Using Large-scale unlabeled data for parsing internal structure of Chinese Synthetic words

Fei Cheng (1151131)


In some Asia languages like Chinese and Japanese, there are no spaces between words to specify the word boundary. Morphological analysis becomes the first step before any other NLP processes. Due to the existence of different segmentation standards and OOV words, the lack of internal information of words has become a crucial problem for morphological analysis systems. The problem can be illustrated as that we parse the given unsegment Chinese synthetic words into a tree structure.

However, Chinese synthetic word parser can benefit other applications. When native Chinese speakers use search engines, usually they manually insert space between the words in queries. Correct parse for unsegment Chinese synthetic words will be helpful whatever for query expansion and substitution, but also for the convenience of usage.

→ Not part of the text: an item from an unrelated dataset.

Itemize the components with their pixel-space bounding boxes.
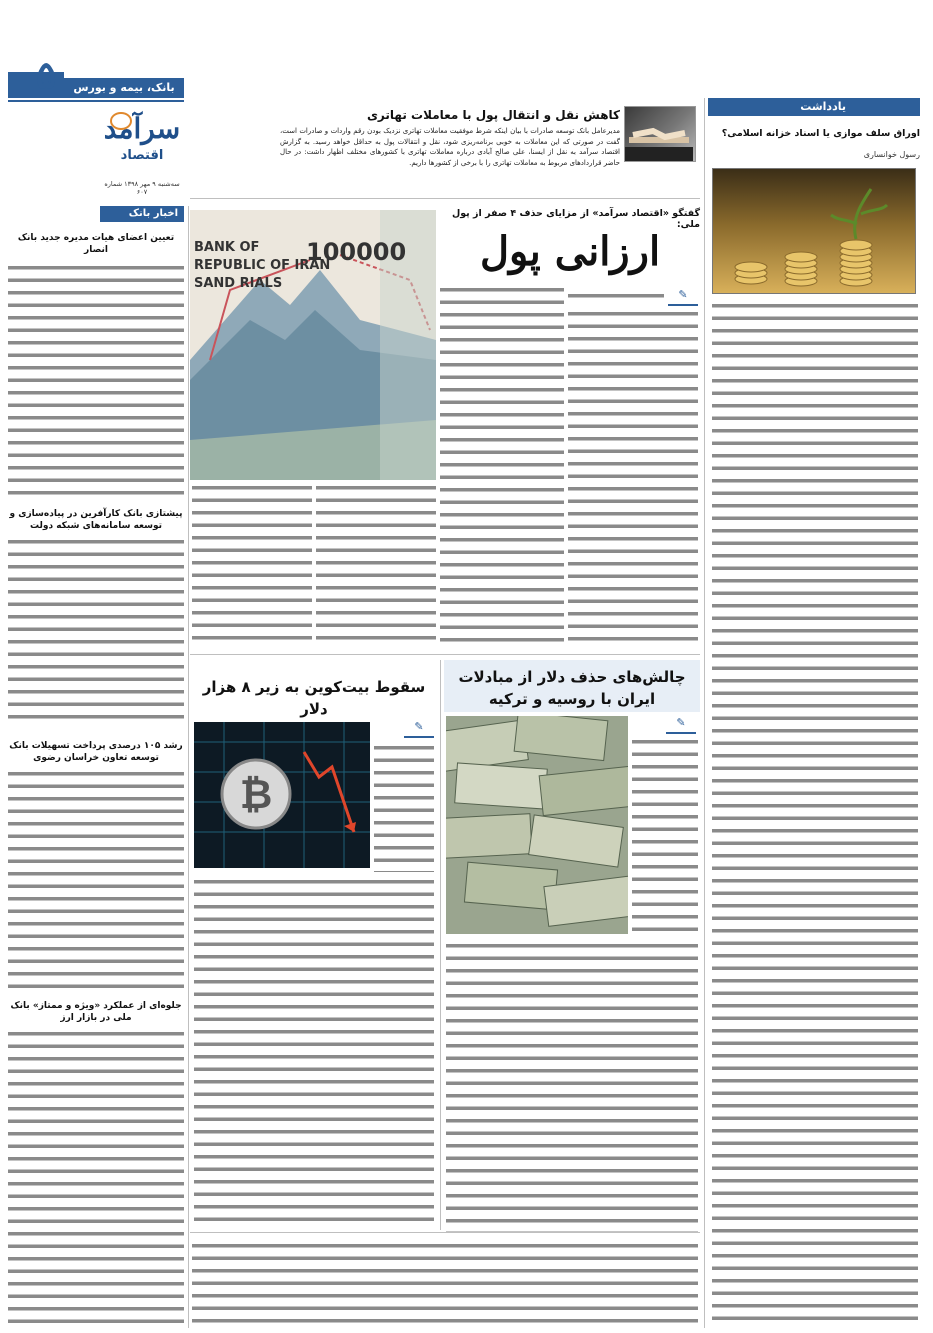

In this thesis, we first introduce the concept of Chinese synthetic words and describe the categorization of Chinese synthetic words from two different aspects, syntactic relation and morphological structure. Next we extracted Chinese synthetic words from Wikipedia titles, manually selected and annotated them as the training data. Then we proposed two supervised learning methods, dependency parsing and constituency parsing to parse the internal structure of Chinese synthetic words. Then we use an unsupervised learning method to extract features from large-scale unlabeled corpus and incorporate these features into our parsing algorithm. Finally, we give the result of experiments of parsing Chinese synthetic words, investigate these results and compare the performances of two parsing methods.